How does Donne use repetition, personification, or irony in "The Sun Rising"?
1. Repetition--Donne's use of repetition is more subtle than many poets' use of the device. Instead of relying on a refrain, Donne repeats structure and ideas more than mere sounds or words. For example, each stanza is not only ten lines long but also includes short opening lines and then moves to the third and fourth lines (of each stanza) containing ten syllables each. He repeats the pattern of ten syllables in the ninth and tenth lines of every stanza. If one looks at the lines that have repetitive structure, they are similar in the sense that they are the speaker's perception of what the sun truly means to mankind.
2. Personification--Donne relies strongly on his personification of the sun. He first portrays the sun as an old, fickle woman.
BUSY old fool, unruly Sun,
Why dost thou thus,
Through windows, and through curtains, call on us?
Must to thy motions lovers' seasons run?
Saucy pedantic wretch, go chide
Late school-boys and sour prentices (lines 1-6).
Donne views the sun as someone who enjoys disturbing others' pleasure, whether it is lovers who must break away from the romance of the night or boys who are up to no good under the cover of darkness. The poet continues to use personification to illustrate that the sun is an old woman who wants attention but who really has no true power over man. In fact, the speaker claims that he can ignore the "old woman" (the sun) simply by closing his eyes if he so chooses (Stanza 2).
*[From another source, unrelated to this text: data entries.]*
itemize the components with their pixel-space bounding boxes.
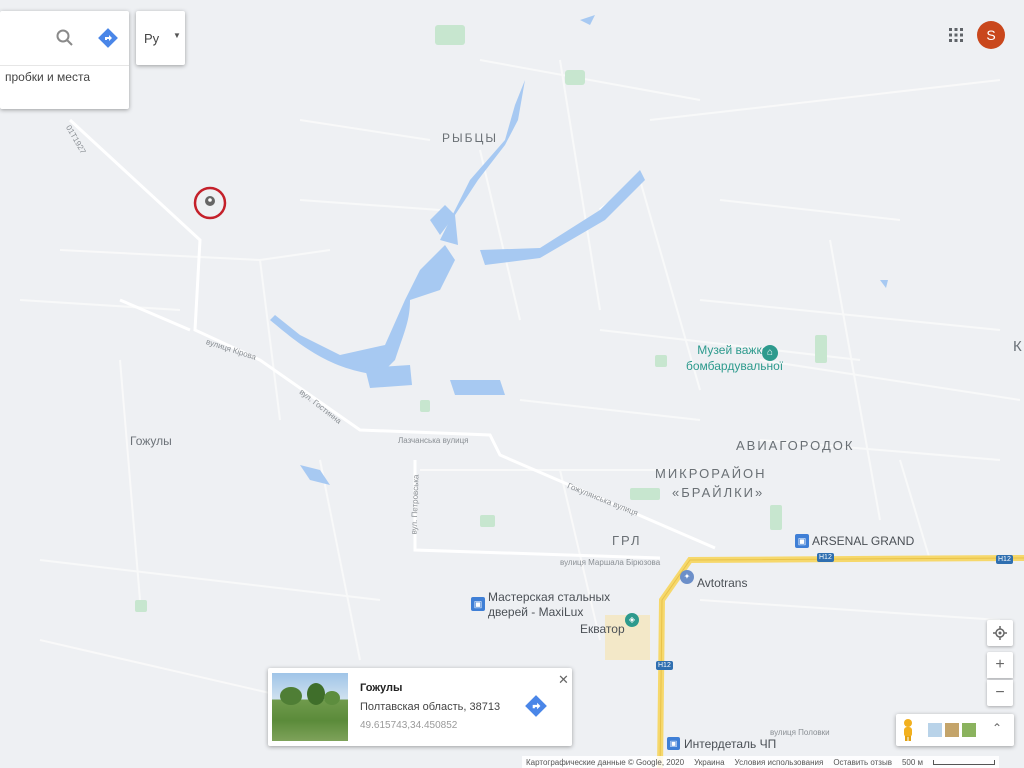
dropdown-arrow-icon: ▼ [173,31,181,40]
map-canvas[interactable] [0,0,1024,768]
language-select[interactable]: Ру ▼ [136,11,185,65]
road-shield: H12 [996,555,1013,564]
minus-icon: − [995,684,1005,701]
poi-masterskaya-line1: Мастерская стальных [488,590,611,604]
shop-icon: ▣ [667,737,680,750]
apps-grid-icon[interactable] [948,27,964,43]
plus-icon: + [995,656,1005,673]
road-shield: H12 [817,553,834,562]
avatar-letter: S [986,27,996,43]
place-label-gozhuly: Гожулы [130,434,172,448]
place-label-edge: К [1013,338,1022,355]
poi-avtotrans[interactable]: Avtotrans [697,576,747,590]
shopping-icon: ▣ [795,534,809,548]
pegman-icon[interactable] [901,718,915,742]
place-label-brailki: «БРАЙЛКИ» [672,485,765,500]
layer-thumbnail[interactable] [962,723,976,737]
terms-link[interactable]: Условия использования [735,758,824,767]
place-info-card[interactable]: Гожулы Полтавская область, 38713 49.6157… [268,668,572,746]
avatar[interactable]: S [977,21,1005,49]
expand-icon[interactable]: ⌃ [992,721,1002,735]
country-link[interactable]: Украина [694,758,724,767]
place-thumbnail[interactable] [272,673,348,741]
place-label-grl: ГРЛ [612,533,642,548]
layer-thumbnail[interactable] [945,723,959,737]
search-panel: пробки и места [0,11,129,109]
layer-thumbnail[interactable] [928,723,942,737]
street-label: вулиця Маршала Бірюзова [560,558,661,567]
pin-icon: ✦ [680,570,694,584]
street-label: вулиця Половки [770,728,830,737]
poi-masterskaya-line2: дверей - MaxiLux [488,605,584,619]
poi-masterskaya[interactable]: Мастерская стальных дверей - MaxiLux [488,590,610,620]
zoom-out-button[interactable]: − [987,680,1013,706]
layers-panel[interactable]: ⌃ [896,714,1014,746]
copyright-text: Картографические данные © Google, 2020 [526,757,685,767]
scale-label[interactable]: 500 м [902,758,923,767]
directions-icon[interactable] [98,28,118,48]
zoom-in-button[interactable]: + [987,652,1013,678]
search-suggestion[interactable]: пробки и места [5,70,90,84]
place-label-rybtsy: РЫБЦЫ [442,131,499,145]
place-label-mikroraion: МИКРОРАЙОН [655,466,767,481]
poi-interdetal[interactable]: Интердеталь ЧП [684,737,776,751]
search-icon[interactable] [55,28,75,48]
language-label: Ру [144,31,160,46]
my-location-button[interactable] [987,620,1013,646]
directions-icon[interactable] [525,695,547,717]
scale-bar [933,759,996,765]
road-shield: H12 [656,661,673,670]
ekvator-icon: ◈ [625,613,639,627]
place-coordinates[interactable]: 49.615743,34.450852 [360,720,457,731]
place-title: Гожулы [360,682,403,694]
poi-ekvator[interactable]: Екватор [580,622,625,636]
close-icon[interactable]: ✕ [558,672,569,688]
place-address: Полтавская область, 38713 [360,701,501,713]
shop-icon: ▣ [471,597,485,611]
museum-icon: ⌂ [762,345,778,361]
crosshair-icon [993,626,1007,640]
poi-arsenal[interactable]: ARSENAL GRAND [812,534,914,548]
street-label: Лазчанська вулиця [398,436,469,445]
feedback-link[interactable]: Оставить отзыв [833,758,892,767]
map-footer: Картографические данные © Google, 2020 У… [522,756,1000,768]
place-label-aviagorodok: АВИАГОРОДОК [736,438,855,453]
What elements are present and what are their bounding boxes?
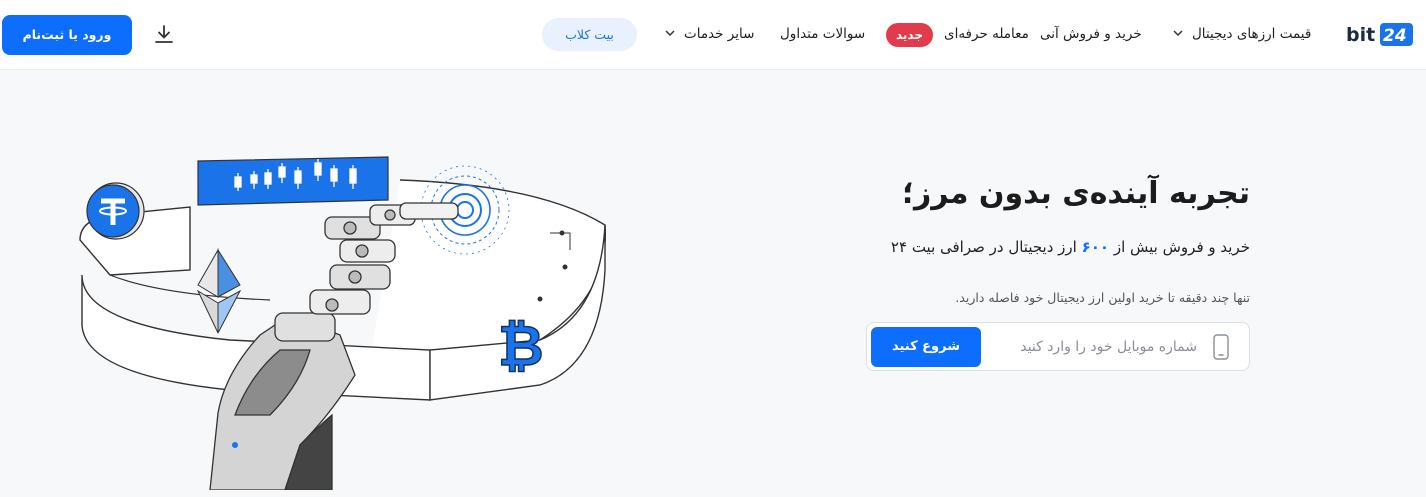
ethereum-icon — [196, 248, 242, 334]
subtitle-after: ارز دیجیتال در صرافی بیت ۲۴ — [890, 238, 1077, 256]
bit-club-button[interactable]: بیت کلاب — [542, 18, 637, 51]
robot-hand-illustration: ₿ — [79, 156, 607, 490]
tether-coin-icon — [86, 182, 145, 240]
top-header: bit 24 قیمت ارزهای دیجیتال خرید و فروش آ… — [0, 0, 1426, 70]
chevron-down-icon[interactable] — [662, 25, 678, 41]
coin-count: ۶۰۰ — [1081, 238, 1110, 256]
nav-crypto-prices[interactable]: قیمت ارزهای دیجیتال — [1192, 24, 1311, 44]
start-button[interactable]: شروع کنید — [871, 327, 981, 367]
phone-input[interactable] — [987, 327, 1197, 367]
svg-text:bit: bit — [1346, 24, 1375, 46]
nav-faq[interactable]: سوالات متداول — [780, 24, 865, 44]
subtitle-before: خرید و فروش بیش از — [1113, 238, 1250, 256]
hero-title: تجربه آینده‌ی بدون مرز؛ — [901, 176, 1250, 211]
nav-instant-trade[interactable]: خرید و فروش آنی — [1040, 24, 1142, 44]
download-icon[interactable] — [152, 22, 176, 46]
svg-text:₿: ₿ — [498, 314, 544, 379]
svg-text:24: 24 — [1383, 26, 1407, 46]
phone-signup-form: شروع کنید — [866, 322, 1250, 371]
login-register-button[interactable]: ورود یا ثبت‌نام — [2, 15, 132, 55]
bit24-logo[interactable]: bit 24 — [1346, 20, 1414, 48]
chevron-down-icon[interactable] — [1170, 25, 1186, 41]
nav-other-services[interactable]: سایر خدمات — [684, 24, 754, 44]
hero-note: تنها چند دقیقه تا خرید اولین ارز دیجیتال… — [955, 290, 1250, 305]
nav-pro-trade[interactable]: معامله حرفه‌ای — [944, 24, 1029, 44]
candlestick-panel — [197, 156, 389, 206]
hero-subtitle: خرید و فروش بیش از ۶۰۰ ارز دیجیتال در صر… — [891, 238, 1250, 256]
mobile-phone-icon — [1213, 334, 1229, 360]
bitcoin-icon: ₿ — [497, 313, 544, 380]
new-badge: جدید — [886, 23, 933, 47]
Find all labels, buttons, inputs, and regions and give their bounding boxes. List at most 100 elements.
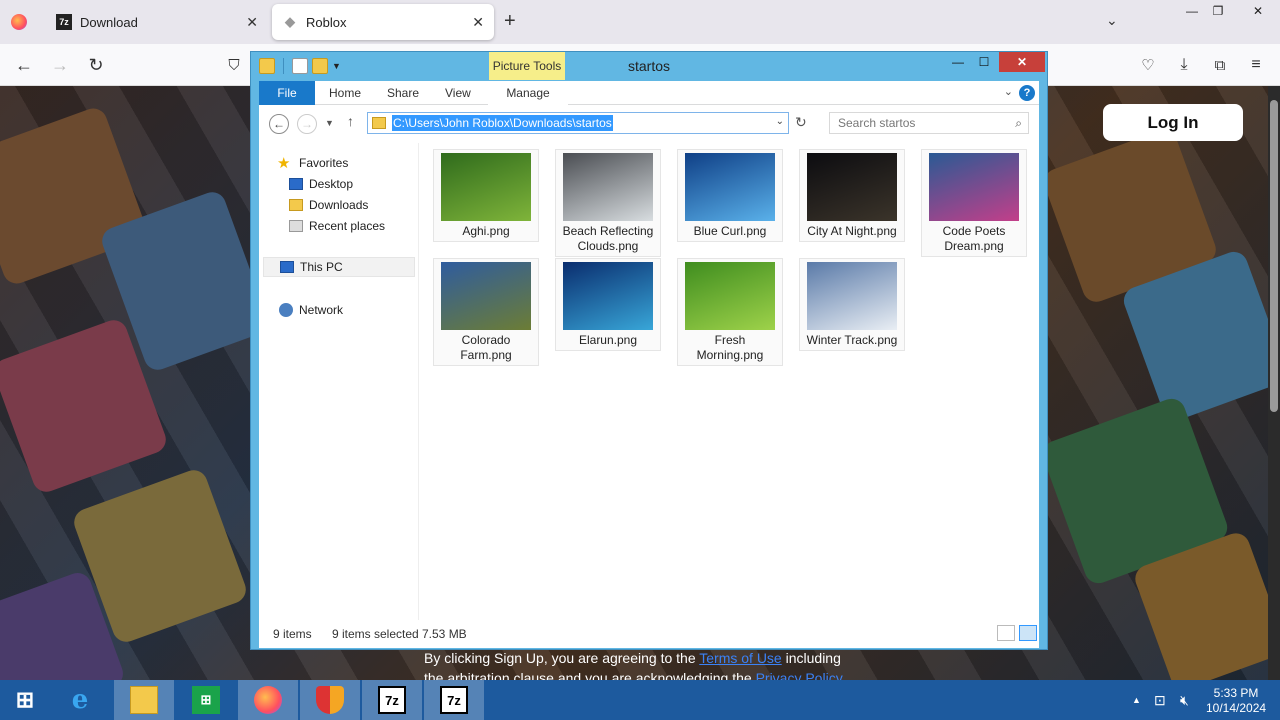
file-item[interactable]: Code Poets Dream.png	[921, 149, 1027, 257]
file-item[interactable]: Fresh Morning.png	[677, 258, 783, 366]
new-tab-button[interactable]: +	[504, 10, 516, 33]
back-icon[interactable]: ←	[269, 114, 289, 134]
network-icon	[279, 303, 293, 317]
tab-label: Download	[80, 14, 138, 30]
selected-count: 9 items selected	[332, 627, 419, 641]
downloads-folder-icon	[289, 199, 303, 211]
recent-places-icon	[289, 220, 303, 232]
file-name: Blue Curl.png	[693, 224, 767, 238]
image-thumbnail	[563, 262, 653, 330]
taskbar-firefox[interactable]	[238, 680, 298, 720]
shield-icon[interactable]: ⛉	[222, 54, 246, 76]
clock-time: 5:33 PM	[1213, 686, 1259, 700]
start-button[interactable]: ⊞	[0, 680, 50, 720]
taskbar-file-explorer[interactable]	[114, 680, 174, 720]
firefox-view-button[interactable]	[6, 10, 32, 34]
tab-file[interactable]: File	[259, 81, 315, 105]
large-icons-view-icon[interactable]	[1019, 625, 1037, 641]
file-thumbnail-grid: Aghi.png Beach Reflecting Clouds.png Blue …	[427, 143, 1039, 620]
close-tab-icon[interactable]: ✕	[246, 14, 258, 31]
taskbar-security[interactable]	[300, 680, 360, 720]
page-scrollbar-thumb[interactable]	[1270, 100, 1278, 412]
tab-manage[interactable]: Manage	[488, 81, 568, 105]
expand-ribbon-icon[interactable]: ⌄	[1004, 85, 1013, 98]
file-name: Code Poets Dream.png	[942, 224, 1006, 253]
refresh-icon[interactable]: ↻	[795, 114, 807, 131]
tab-share[interactable]: Share	[387, 81, 419, 105]
nav-item-recent-places[interactable]: Recent places	[289, 216, 385, 236]
file-item[interactable]: City At Night.png	[799, 149, 905, 242]
file-explorer-window: ▼ startos Picture Tools — ☐ ✕ File Home …	[250, 51, 1048, 650]
address-text[interactable]: C:\Users\John Roblox\Downloads\startos	[392, 115, 613, 131]
forward-icon[interactable]: →	[48, 54, 72, 76]
back-icon[interactable]: ←	[12, 54, 36, 76]
up-icon[interactable]: ↑	[347, 113, 354, 129]
nav-label: Downloads	[309, 198, 369, 212]
file-name: Aghi.png	[462, 224, 510, 238]
tab-home[interactable]: Home	[329, 81, 361, 105]
nav-label: This PC	[300, 260, 343, 274]
file-item[interactable]: Beach Reflecting Clouds.png	[555, 149, 661, 257]
help-icon[interactable]: ?	[1019, 85, 1035, 101]
search-input[interactable]: Search startos ⌕	[829, 112, 1029, 134]
minimize-icon[interactable]: —	[945, 52, 971, 72]
nav-item-desktop[interactable]: Desktop	[289, 174, 353, 194]
image-thumbnail	[807, 153, 897, 221]
address-dropdown-icon[interactable]: ⌄	[776, 116, 784, 127]
tab-roblox[interactable]: ◆ Roblox ✕	[272, 4, 494, 40]
extensions-icon[interactable]: ⧉	[1208, 54, 1232, 76]
login-button[interactable]: Log In	[1103, 104, 1243, 141]
taskbar-7zip-second[interactable]: 7z	[424, 680, 484, 720]
menu-icon[interactable]: ≡	[1244, 54, 1268, 76]
downloads-icon[interactable]: ⤓	[1172, 54, 1196, 76]
reload-icon[interactable]: ↻	[84, 54, 108, 76]
windows-logo-icon: ⊞	[15, 687, 35, 712]
tab-view[interactable]: View	[445, 81, 471, 105]
forward-icon[interactable]: →	[297, 114, 317, 134]
nav-item-network[interactable]: Network	[279, 300, 343, 320]
taskbar-clock[interactable]: 5:33 PM 10/14/2024	[1206, 686, 1266, 716]
file-name: Colorado Farm.png	[460, 333, 512, 362]
nav-item-this-pc[interactable]: This PC	[263, 257, 415, 277]
file-item[interactable]: Elarun.png	[555, 258, 661, 351]
image-thumbnail	[441, 153, 531, 221]
file-name: City At Night.png	[807, 224, 897, 238]
navigation-pane: ★ Favorites Desktop Downloads Recent pla…	[259, 143, 419, 620]
volume-muted-icon[interactable]: 🔇︎	[1180, 692, 1189, 709]
nav-label: Desktop	[309, 177, 354, 191]
file-item[interactable]: Colorado Farm.png	[433, 258, 539, 366]
roblox-icon: ◆	[285, 14, 295, 29]
explorer-title-bar[interactable]: ▼ startos Picture Tools — ☐ ✕	[251, 52, 1047, 80]
network-tray-icon[interactable]: ⊡	[1154, 692, 1166, 709]
show-hidden-icons-icon[interactable]: ▲	[1132, 695, 1141, 705]
item-count: 9 items	[273, 627, 312, 641]
address-input[interactable]: C:\Users\John Roblox\Downloads\startos ⌄	[367, 112, 789, 134]
search-placeholder: Search startos	[838, 116, 916, 130]
file-item[interactable]: Winter Track.png	[799, 258, 905, 351]
list-all-tabs-icon[interactable]: ⌄	[1106, 12, 1118, 29]
close-icon[interactable]: ✕	[999, 52, 1045, 72]
computer-icon	[280, 261, 294, 273]
recent-locations-icon[interactable]: ▼	[325, 118, 334, 128]
file-item[interactable]: Blue Curl.png	[677, 149, 783, 242]
taskbar-internet-explorer[interactable]: e	[50, 680, 110, 720]
search-icon[interactable]: ⌕	[1015, 116, 1022, 131]
taskbar-7zip[interactable]: 7z	[362, 680, 422, 720]
nav-item-favorites[interactable]: ★ Favorites	[277, 153, 348, 173]
close-tab-icon[interactable]: ✕	[472, 14, 484, 31]
terms-of-use-link[interactable]: Terms of Use	[699, 650, 781, 666]
status-bar: 9 items 9 items selected 7.53 MB	[259, 620, 1039, 648]
nav-item-downloads[interactable]: Downloads	[289, 195, 368, 215]
star-icon: ★	[277, 155, 291, 172]
tab-download[interactable]: 7z Download ✕	[46, 4, 268, 40]
taskbar-store[interactable]: ⊞	[176, 680, 236, 720]
maximize-icon[interactable]: ☐	[971, 52, 997, 72]
system-tray: ▲ ⊡ 🔇︎	[1130, 680, 1200, 720]
pocket-icon[interactable]: ♡	[1136, 54, 1160, 76]
restore-icon[interactable]: ❐	[1204, 0, 1232, 22]
file-explorer-icon	[130, 686, 158, 714]
file-item[interactable]: Aghi.png	[433, 149, 539, 242]
details-view-icon[interactable]	[997, 625, 1015, 641]
close-window-icon[interactable]: ✕	[1236, 0, 1280, 22]
minimize-icon[interactable]: —	[1178, 0, 1206, 22]
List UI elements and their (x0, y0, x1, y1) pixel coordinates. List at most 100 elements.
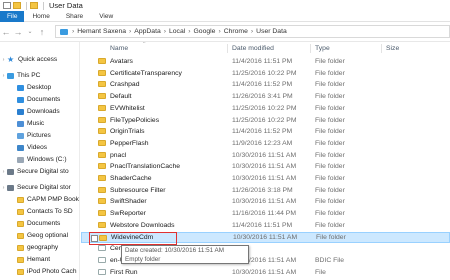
folder-icon[interactable] (13, 2, 21, 9)
videos-icon (17, 144, 24, 151)
forward-icon[interactable]: → (12, 27, 24, 37)
table-row[interactable]: Crashpad 11/4/2016 11:52 PM File folder (81, 79, 450, 90)
folder-icon (98, 186, 106, 193)
file-list: Name ^ Date modified Type Size Avatars 11… (81, 42, 450, 280)
column-header-name[interactable]: Name (110, 42, 128, 55)
folder-icon (17, 268, 24, 275)
recent-locations-icon[interactable]: ⌄ (24, 28, 36, 35)
nav-item-7[interactable]: Videos (10, 142, 47, 153)
chevron-right-icon[interactable]: › (0, 57, 7, 63)
breadcrumb-appdata[interactable]: AppData (134, 28, 160, 35)
music-icon (17, 120, 24, 127)
nav-item-label: Windows (C:) (27, 156, 67, 163)
table-row[interactable]: CertificateTransparency 11/25/2016 10:22 … (81, 68, 450, 79)
table-row[interactable]: ShaderCache 10/30/2016 11:51 AM File folde… (81, 173, 450, 184)
cell-date: 10/30/2016 11:51 AM (232, 151, 297, 159)
nav-item-8[interactable]: Windows (C:) (10, 154, 67, 165)
cell-type: File folder (315, 81, 345, 89)
folder-icon (98, 116, 106, 123)
breadcrumb-google[interactable]: Google (194, 28, 216, 35)
cell-name: Crashpad (110, 81, 140, 89)
nav-item-label: Secure Digital sto (17, 168, 69, 175)
title-bar: User Data (0, 0, 450, 11)
chevron-right-icon[interactable]: › (0, 185, 7, 191)
address-bar[interactable]: › Hemant Saxena › AppData › Local › Goog… (55, 25, 450, 38)
nav-item-label: geography (27, 244, 59, 251)
divider (26, 1, 27, 10)
table-row[interactable]: Webstore Downloads 11/4/2016 11:51 PM File… (81, 220, 450, 231)
nav-item-1[interactable]: › This PC (0, 70, 41, 81)
table-row[interactable]: Default 11/26/2016 3:41 PM File folder (81, 91, 450, 102)
folder-icon (98, 175, 106, 181)
nav-item-0[interactable]: › ★ Quick access (0, 54, 58, 65)
cell-date: 10/30/2016 11:51 AM (232, 198, 297, 206)
folder-icon (98, 128, 106, 135)
tab-home[interactable]: Home (24, 11, 57, 22)
table-row[interactable]: pnacl 10/30/2016 11:51 AM File folder (81, 150, 450, 161)
cell-name: Webstore Downloads (110, 221, 175, 229)
column-header-date[interactable]: Date modified (232, 42, 274, 55)
table-row[interactable]: FileTypePolicies 11/25/2016 10:22 PM File … (81, 115, 450, 126)
tab-share[interactable]: Share (58, 11, 91, 22)
breadcrumb-local[interactable]: Local (169, 28, 185, 35)
star-icon: ★ (7, 54, 15, 64)
cell-date: 11/4/2016 11:52 PM (232, 128, 293, 136)
breadcrumb-chrome[interactable]: Chrome (224, 28, 248, 35)
nav-item-15[interactable]: geography (10, 242, 58, 253)
table-row[interactable]: Avatars 11/4/2016 11:51 PM File folder (81, 56, 450, 67)
table-row[interactable]: PnaclTranslationCache 10/30/2016 11:51 AM… (81, 161, 450, 172)
chevron-right-icon[interactable]: › (0, 73, 7, 79)
breadcrumb-user-data[interactable]: User Data (256, 28, 287, 35)
cell-date: 10/30/2016 11:51 AM (232, 175, 297, 182)
nav-item-3[interactable]: Documents (10, 94, 60, 105)
nav-item-9[interactable]: › Secure Digital sto (0, 166, 69, 177)
sd-icon (7, 168, 14, 175)
cell-name: CertificateTransparency (110, 69, 182, 77)
table-row[interactable]: PepperFlash 11/9/2016 12:23 AM File folder (81, 138, 450, 149)
checkbox-icon[interactable] (3, 2, 11, 9)
folder-icon (98, 104, 106, 111)
table-row[interactable]: Subresource Filter 11/26/2016 3:18 PM File… (81, 185, 450, 196)
table-row[interactable]: EVWhitelist 11/25/2016 10:22 PM File folde… (81, 103, 450, 114)
tab-file[interactable]: File (0, 10, 25, 22)
nav-item-2[interactable]: Desktop (10, 82, 51, 93)
nav-item-label: Geog optional (27, 232, 69, 239)
nav-item-12[interactable]: Contacts To SD (10, 206, 73, 217)
cell-date: 11/9/2016 12:23 AM (232, 139, 293, 147)
table-row[interactable]: First Run 10/30/2016 11:51 AM File (81, 267, 450, 278)
folder-icon (98, 221, 106, 228)
nav-item-13[interactable]: Documents (10, 218, 60, 229)
table-row[interactable]: SwReporter 11/16/2016 11:44 PM File folder (81, 208, 450, 219)
file-icon (98, 256, 106, 263)
nav-item-label: Documents (27, 220, 61, 227)
up-icon[interactable]: ↑ (36, 27, 48, 37)
cell-type: File folder (316, 233, 346, 241)
nav-item-14[interactable]: Geog optional (10, 230, 68, 241)
back-icon[interactable]: ← (0, 27, 12, 37)
nav-item-11[interactable]: CAPM PMP Book (10, 194, 79, 205)
cell-name: ShaderCache (110, 175, 152, 182)
table-row[interactable]: OriginTrials 11/4/2016 11:52 PM File folde… (81, 126, 450, 137)
cell-date: 10/30/2016 11:51 AM (232, 268, 297, 276)
cell-date: 11/4/2016 11:51 PM (232, 221, 293, 229)
column-header-type[interactable]: Type (315, 42, 330, 55)
table-row[interactable]: SwiftShader 10/30/2016 11:51 AM File folde… (81, 196, 450, 207)
breadcrumb-user[interactable]: Hemant Saxena (77, 28, 126, 35)
nav-item-17[interactable]: iPod Photo Cach (10, 266, 77, 277)
folder-icon (17, 244, 24, 251)
column-header-size[interactable]: Size (386, 42, 399, 55)
nav-item-label: Pictures (27, 132, 51, 139)
nav-item-4[interactable]: Downloads (10, 106, 60, 117)
cell-name: Default (110, 93, 132, 101)
folder-icon (98, 93, 106, 100)
nav-item-5[interactable]: Music (10, 118, 44, 129)
nav-item-16[interactable]: Hemant (10, 254, 50, 265)
cell-name: SwReporter (110, 210, 146, 218)
nav-item-10[interactable]: › Secure Digital stor (0, 182, 71, 193)
chevron-right-icon[interactable]: › (0, 169, 7, 175)
sort-ascending-icon: ^ (143, 42, 146, 47)
tooltip: Date created: 10/30/2016 11:51 AM Empty … (121, 245, 249, 264)
nav-item-6[interactable]: Pictures (10, 130, 51, 141)
pc-icon (7, 72, 14, 79)
tab-view[interactable]: View (91, 11, 121, 22)
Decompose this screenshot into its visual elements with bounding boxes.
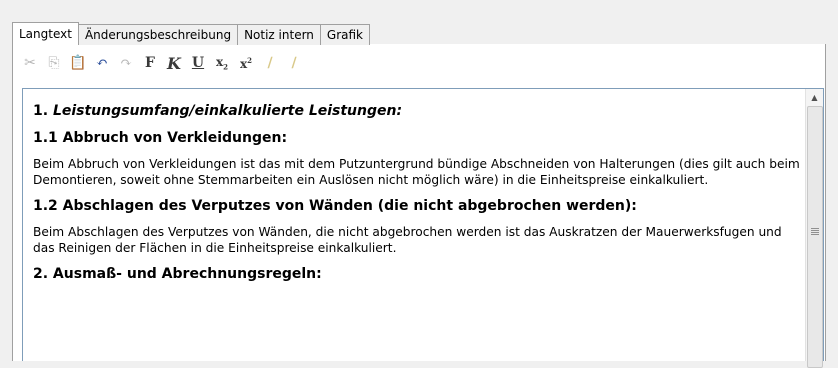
tab-grafik[interactable]: Grafik bbox=[319, 24, 370, 45]
vertical-scrollbar[interactable]: ▲ bbox=[805, 89, 823, 368]
formatting-toolbar: ✂ ⎘ 📋 ↶ ↷ F K U x2 x2 ∕ ∕ bbox=[18, 50, 306, 76]
highlight-color-icon[interactable]: ∕ bbox=[282, 52, 306, 74]
section-2-heading: 2. Ausmaß- und Abrechnungsregeln: bbox=[33, 266, 322, 282]
section-1-1-text: Beim Abbruch von Verkleidungen ist das m… bbox=[33, 157, 800, 187]
tab-bar: Langtext Änderungsbeschreibung Notiz int… bbox=[12, 22, 370, 45]
bold-button[interactable]: F bbox=[138, 52, 162, 74]
tab-aenderungsbeschreibung[interactable]: Änderungsbeschreibung bbox=[77, 24, 239, 45]
italic-label: K bbox=[167, 53, 181, 73]
tab-langtext[interactable]: Langtext bbox=[12, 22, 79, 45]
section-1-title: Leistungsumfang/einkalkulierte Leistunge… bbox=[52, 103, 403, 119]
paste-icon[interactable]: 📋 bbox=[66, 52, 90, 74]
subscript-button[interactable]: x2 bbox=[210, 52, 234, 74]
undo-icon[interactable]: ↶ bbox=[90, 52, 114, 74]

3. The irony is connected to the truth presented in Stanza 3.
Thou, Sun, art half as happy as we,
In that the world's contracted thus ;
Thine age asks ease, and since thy duties be
To warm the world, that's done in warming us (lines 25-28).
The irony lies in the idea that the sun should be viewed by humans as a power to be respected, but the speaker still feels that he can command her or even try to "ease" her work in her old age.
In one of Donne's most famous lines, at the very start of "The Sun Rising," the speaker personifies the sun as a "busy old fool" because its appearance signals the end of night and of his time in bed with his beloved. His use of repetition consists not so much in repeating specific words or sounds as it does in his insistent "questioning" of the sun, hammering away at it with a kind of good-natured anger about the interruption of his love-making.
The irony of this poem is rooted in the basic contradiction between the speaker's "anger" at the sun, and his simultaneous acknowledgement that the sun illuminates his beloved. And his tone, despite this anger, is joyful. Of the sun's rays, he says "I could eclipse and cloud them with a wink, / But that I would not lose her sight so long." The personification of the sun is extended to the claim that the sun's "happiness" is diminished because the whole world has been contracted to this bedroom. This is typical of the extravagant conceits used by Donne and the other metaphysical poets. And in the final stanza, the ultimate irony is that the speaker appears to "blame" the sun for intruding upon him and his woman, yet celebrates the sunlight because the splendor of this couple in love is so great that it is projected outward to the rest of the world: " . . . and since thy duties be to warm the world, / That's done in warming us."